His memoirs, ‘The Lighter Side of My Official Life’, were then being serialized in
Blackwood’s Magazine
. Part VI (March 1910) contained some remarkable revelations:
One did not need to be a Sherlock Holmes to discover that the criminal was a sexual maniac of a virulent type; that he was living
in the immediate vicinity of the scenes of the murders; and that, if he was not living absolutely alone, his people knew of his guilt, and refused to give him up to justice. During my absence abroad the Police had made a house-to-house search for him, investigating the case of every man in the district whose circumstances were such that he could go and come and get rid of his blood-stains in secret.
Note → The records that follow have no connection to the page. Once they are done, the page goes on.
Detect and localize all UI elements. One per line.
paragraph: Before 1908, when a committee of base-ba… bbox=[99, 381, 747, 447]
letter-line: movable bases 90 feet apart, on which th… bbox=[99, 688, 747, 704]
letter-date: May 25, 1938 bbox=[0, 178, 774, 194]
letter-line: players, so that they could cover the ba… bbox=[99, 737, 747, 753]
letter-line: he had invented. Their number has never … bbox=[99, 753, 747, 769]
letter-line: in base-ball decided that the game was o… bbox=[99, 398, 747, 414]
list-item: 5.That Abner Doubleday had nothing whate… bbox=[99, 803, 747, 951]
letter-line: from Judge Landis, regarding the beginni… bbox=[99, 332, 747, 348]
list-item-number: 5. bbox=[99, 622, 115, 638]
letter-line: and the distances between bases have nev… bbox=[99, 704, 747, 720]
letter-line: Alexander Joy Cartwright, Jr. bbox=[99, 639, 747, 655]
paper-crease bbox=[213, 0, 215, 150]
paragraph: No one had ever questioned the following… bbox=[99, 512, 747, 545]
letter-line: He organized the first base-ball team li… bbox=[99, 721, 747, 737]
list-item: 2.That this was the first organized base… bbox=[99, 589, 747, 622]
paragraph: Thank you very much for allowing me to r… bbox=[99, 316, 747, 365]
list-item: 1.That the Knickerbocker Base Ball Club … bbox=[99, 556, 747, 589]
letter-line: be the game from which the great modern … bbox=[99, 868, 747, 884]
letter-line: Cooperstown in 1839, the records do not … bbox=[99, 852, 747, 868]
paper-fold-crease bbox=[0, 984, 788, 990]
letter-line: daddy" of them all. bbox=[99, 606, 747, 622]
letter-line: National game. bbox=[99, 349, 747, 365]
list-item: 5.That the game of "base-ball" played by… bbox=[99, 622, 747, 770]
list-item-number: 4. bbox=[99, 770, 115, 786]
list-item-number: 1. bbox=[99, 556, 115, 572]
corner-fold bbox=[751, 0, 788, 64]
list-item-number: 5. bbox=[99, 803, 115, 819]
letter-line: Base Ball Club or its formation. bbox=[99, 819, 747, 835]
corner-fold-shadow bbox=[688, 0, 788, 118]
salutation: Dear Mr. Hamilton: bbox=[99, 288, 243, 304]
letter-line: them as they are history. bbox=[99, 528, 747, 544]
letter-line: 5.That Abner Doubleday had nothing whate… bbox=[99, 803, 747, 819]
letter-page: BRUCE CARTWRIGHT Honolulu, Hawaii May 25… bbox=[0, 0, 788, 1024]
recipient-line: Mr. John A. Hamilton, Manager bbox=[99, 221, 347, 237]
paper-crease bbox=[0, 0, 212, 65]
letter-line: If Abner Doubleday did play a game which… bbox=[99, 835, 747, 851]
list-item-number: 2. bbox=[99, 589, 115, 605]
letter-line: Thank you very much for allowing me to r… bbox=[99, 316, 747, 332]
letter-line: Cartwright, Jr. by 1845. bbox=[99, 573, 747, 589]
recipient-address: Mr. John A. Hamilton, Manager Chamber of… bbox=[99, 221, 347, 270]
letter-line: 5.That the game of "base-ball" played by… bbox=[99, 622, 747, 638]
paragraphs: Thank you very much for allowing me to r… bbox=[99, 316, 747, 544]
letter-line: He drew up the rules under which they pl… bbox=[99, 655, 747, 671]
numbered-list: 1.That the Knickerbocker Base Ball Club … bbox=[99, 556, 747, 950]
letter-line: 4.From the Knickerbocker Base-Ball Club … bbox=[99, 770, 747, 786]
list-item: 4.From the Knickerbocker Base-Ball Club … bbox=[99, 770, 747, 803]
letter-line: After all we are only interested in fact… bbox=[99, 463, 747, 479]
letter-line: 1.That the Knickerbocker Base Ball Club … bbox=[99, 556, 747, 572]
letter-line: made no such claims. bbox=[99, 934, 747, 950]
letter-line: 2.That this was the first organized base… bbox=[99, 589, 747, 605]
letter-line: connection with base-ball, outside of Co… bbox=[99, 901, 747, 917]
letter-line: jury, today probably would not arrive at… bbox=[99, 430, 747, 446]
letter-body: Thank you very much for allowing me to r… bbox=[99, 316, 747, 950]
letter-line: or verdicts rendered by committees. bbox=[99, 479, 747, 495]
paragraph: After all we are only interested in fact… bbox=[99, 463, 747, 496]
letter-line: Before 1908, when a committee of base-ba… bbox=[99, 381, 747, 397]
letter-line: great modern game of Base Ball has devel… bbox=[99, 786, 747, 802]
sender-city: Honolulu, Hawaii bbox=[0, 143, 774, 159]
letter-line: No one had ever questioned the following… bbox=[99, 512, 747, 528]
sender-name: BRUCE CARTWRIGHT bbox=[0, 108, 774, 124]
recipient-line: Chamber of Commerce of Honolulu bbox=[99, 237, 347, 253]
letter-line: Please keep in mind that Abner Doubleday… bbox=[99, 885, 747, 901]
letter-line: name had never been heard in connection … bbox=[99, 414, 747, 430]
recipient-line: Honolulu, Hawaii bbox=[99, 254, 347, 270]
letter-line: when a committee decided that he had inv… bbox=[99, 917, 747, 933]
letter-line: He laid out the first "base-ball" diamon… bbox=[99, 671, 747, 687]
And the conclusion we came to was that he and his people were low-class Jews, for it is a remarkable fact that people of that class in the East End will not give up one of their number to Gentile justice.And the result proved that our diagnosis was right on every point. For I may say at once that ‘undiscovered murders’ are rare in London, and the ‘Jack-the-Ripper’ crimes are not within that category. And if the Police here had powers such as the French Police possess, the murderer would have been brought to justice. Scotland Yard can boast that not even the subordinate officers of the department will tell tales out of school, and it would ill become me to violate the unwritten rule of the service. The subject will come up again, and I will only add here that the ‘Jack-the-Ripper’ letter which is preserved in the Police Museum at New Scotland Yard is the creation of an enterprising London journalist.